The question itself speaks to anxiety over potential, even probable, loss of meaning. It’s not a little concern. According to Philip Hoare, Martin Luther feared what the revolution of the printing press would produce for this very reason. The arrival of this technology carried huge potential for the irrevocable loss, withholding, and concealment of control of the narrative thread. And Durer’s multitudinously reproduced art plates did in fact impose a mechanically wrought hyperreality that imagined for you an imminent Armageddon.
This says something else about the nature of a wound, if there is to be a wound for a narrative to be meaningful. It does have to do with the loss of narrative control, as Hoare seems to suggest, but it can’t be exclusively this without running the risk of my telling you who you can love. Recursiveness is, among other things, a property of language. It has nothing to do with the fairy tale longing for recognition in the stupid way we’re given to understand; rather, it has everything to do with responsiveness from the environment. In terms of AI, this immersive feature is what accounts for a greater or lesser intelligence.
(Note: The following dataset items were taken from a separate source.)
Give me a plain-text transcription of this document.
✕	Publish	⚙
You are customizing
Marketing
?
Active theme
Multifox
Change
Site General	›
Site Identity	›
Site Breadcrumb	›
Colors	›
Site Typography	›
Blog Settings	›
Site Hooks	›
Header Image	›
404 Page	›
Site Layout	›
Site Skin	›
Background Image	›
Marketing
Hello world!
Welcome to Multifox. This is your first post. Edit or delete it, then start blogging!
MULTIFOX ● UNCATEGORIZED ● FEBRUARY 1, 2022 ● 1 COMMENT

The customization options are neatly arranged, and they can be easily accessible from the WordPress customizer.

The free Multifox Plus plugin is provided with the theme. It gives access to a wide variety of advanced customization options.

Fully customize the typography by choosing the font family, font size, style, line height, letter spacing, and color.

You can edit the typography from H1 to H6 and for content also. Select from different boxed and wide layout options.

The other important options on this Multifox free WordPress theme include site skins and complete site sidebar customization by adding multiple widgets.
In terms of literature, it’s what allows for the feeling of difference in the face of more or less abject circumstance.
This felt-ness of the presence of intelligence as the minimally sufficient ordering condition for flight explains the line in James Joyce’s boyhood narrative: “I liked the last best because its leaves were yellow.” Charles Baxter similarly informs readers of the “stacked and stashed papers that survived” his brother’s death: “The air was bad.”
Yet the fear of being in the midst of a ruse at the expense of my “narrative control” might also be what animates the present time of carbon bias. Is this The Crying Game? Am I a robot? These are especially thorny questions if the price for answering incorrectly is my forever being immured by my actions. The feeling of immersion, without its counterpart in actuality, could be what compensates for the other kind of loss, which is just as well because it solves along the way the cheap interpretation of the desire for contact as the narcissistic craving for attention.